Berbeda saat berkunjung ke kekeraton Ngayogyakarta dimana kami men dapat penjelasan detali, menganai barang-baranga yang ada di dalam museum tersebut. ( Baca : Pak Sukamto, Sang Abdi Dalem), hanya beberapa menit saja dari penjelasan pendopo, rumah dan yang di tekankan kalau tempat ini masih di tunggu semua.
Akupun akhirnya langsung mengakhiri kunjunga ku dari puramangkunegaran, jujur apa yang aku pikirkan tentang kraton yang satu ini tidak sesuai dengan ekspetasiku. Akupun memanggil becak lagi biar bisa di antar ke KM 0.
Pengamen jalanan di simpang jalan Supeno cukup menghibur, saat lampu lagi merah meraka bermain sambil mengedarkan plastik kepada yang berhenti di lampu merah tersebut, dan saat lampu berubah hijau mereka pun berhenti bermain sambil menunggu lampu merah berikutnya.
Becak yang kutumpangi pun melintasi jembatan sayidan, jembatan yang saat ini menghubungkan kraton Yogyakarta dan kraton Pakualaman di mana sejak zaman kolonial kraton tersebut terpisah, dan jembatan sayidan ini merupakan gerbang masuk ke kraton Yogyakarta.
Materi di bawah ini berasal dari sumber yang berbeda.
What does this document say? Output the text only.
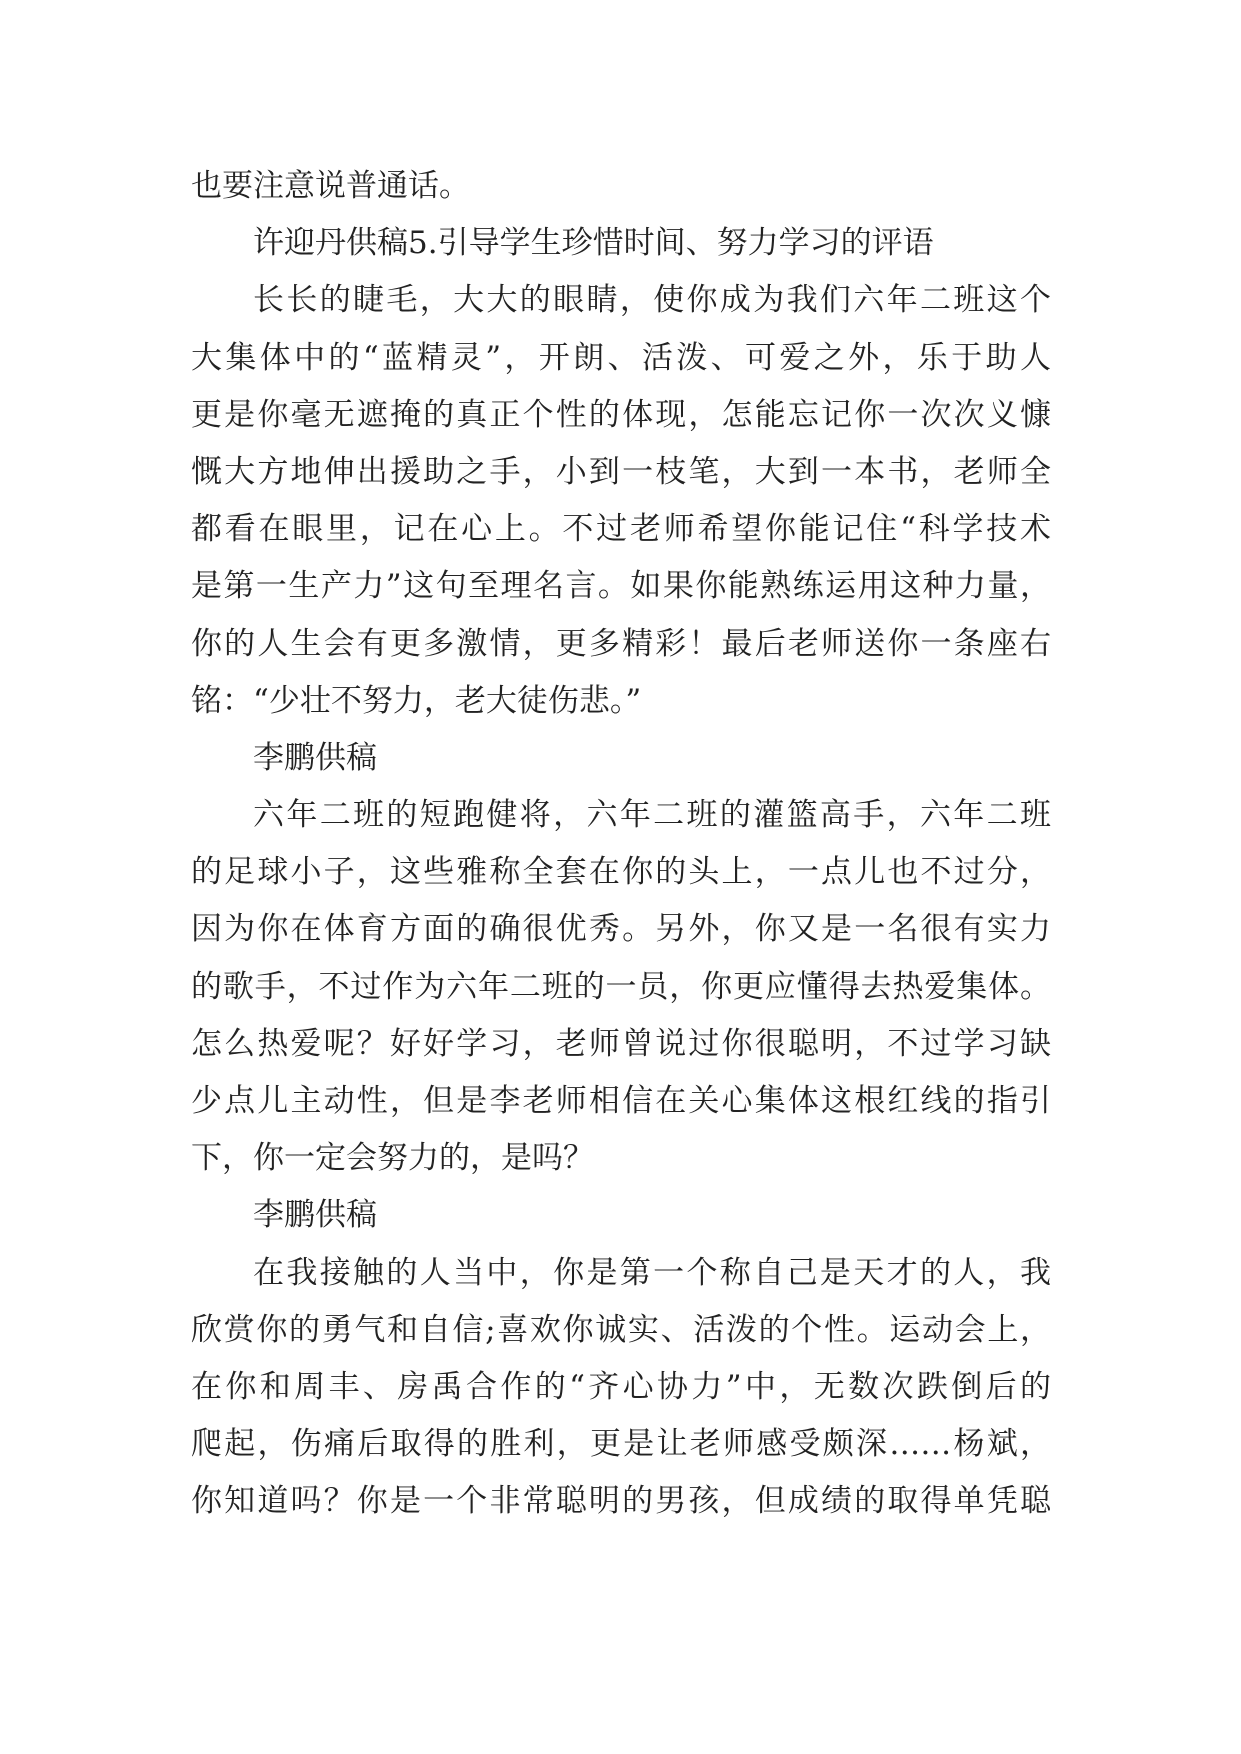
也要注意说普通话。
许迎丹供稿5.引导学生珍惜时间、努力学习的评语
长长的睫毛，大大的眼睛，使你成为我们六年二班这个
大集体中的“蓝精灵”，开朗、活泼、可爱之外，乐于助人
更是你毫无遮掩的真正个性的体现，怎能忘记你一次次义慷
慨大方地伸出援助之手，小到一枝笔，大到一本书，老师全
都看在眼里，记在心上。不过老师希望你能记住“科学技术
是第一生产力”这句至理名言。如果你能熟练运用这种力量，
你的人生会有更多激情，更多精彩！最后老师送你一条座右
铭：“少壮不努力，老大徒伤悲。”
李鹏供稿
六年二班的短跑健将，六年二班的灌篮高手，六年二班
的足球小子，这些雅称全套在你的头上，一点儿也不过分，
因为你在体育方面的确很优秀。另外，你又是一名很有实力
的歌手，不过作为六年二班的一员，你更应懂得去热爱集体。
怎么热爱呢？好好学习，老师曾说过你很聪明，不过学习缺
少点儿主动性，但是李老师相信在关心集体这根红线的指引
下，你一定会努力的，是吗？
李鹏供稿
在我接触的人当中，你是第一个称自己是天才的人，我
欣赏你的勇气和自信;喜欢你诚实、活泼的个性。运动会上，
在你和周丰、房禹合作的“齐心协力”中，无数次跌倒后的
爬起，伤痛后取得的胜利，更是让老师感受颇深……杨斌，
你知道吗？你是一个非常聪明的男孩，但成绩的取得单凭聪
Entah sejak kapan jembatan ini di bangun tetapi sejak melebur menjadi NKRI, jembatan ini berubah fungsi sebagai pengubung bagi ke dua kraton yang terpisah, apalagai saat ini Gubernur DIY di jabat oleh sultan Yogyakarta HB X, sedangkan wakil gubernur dari kraton pakualaman.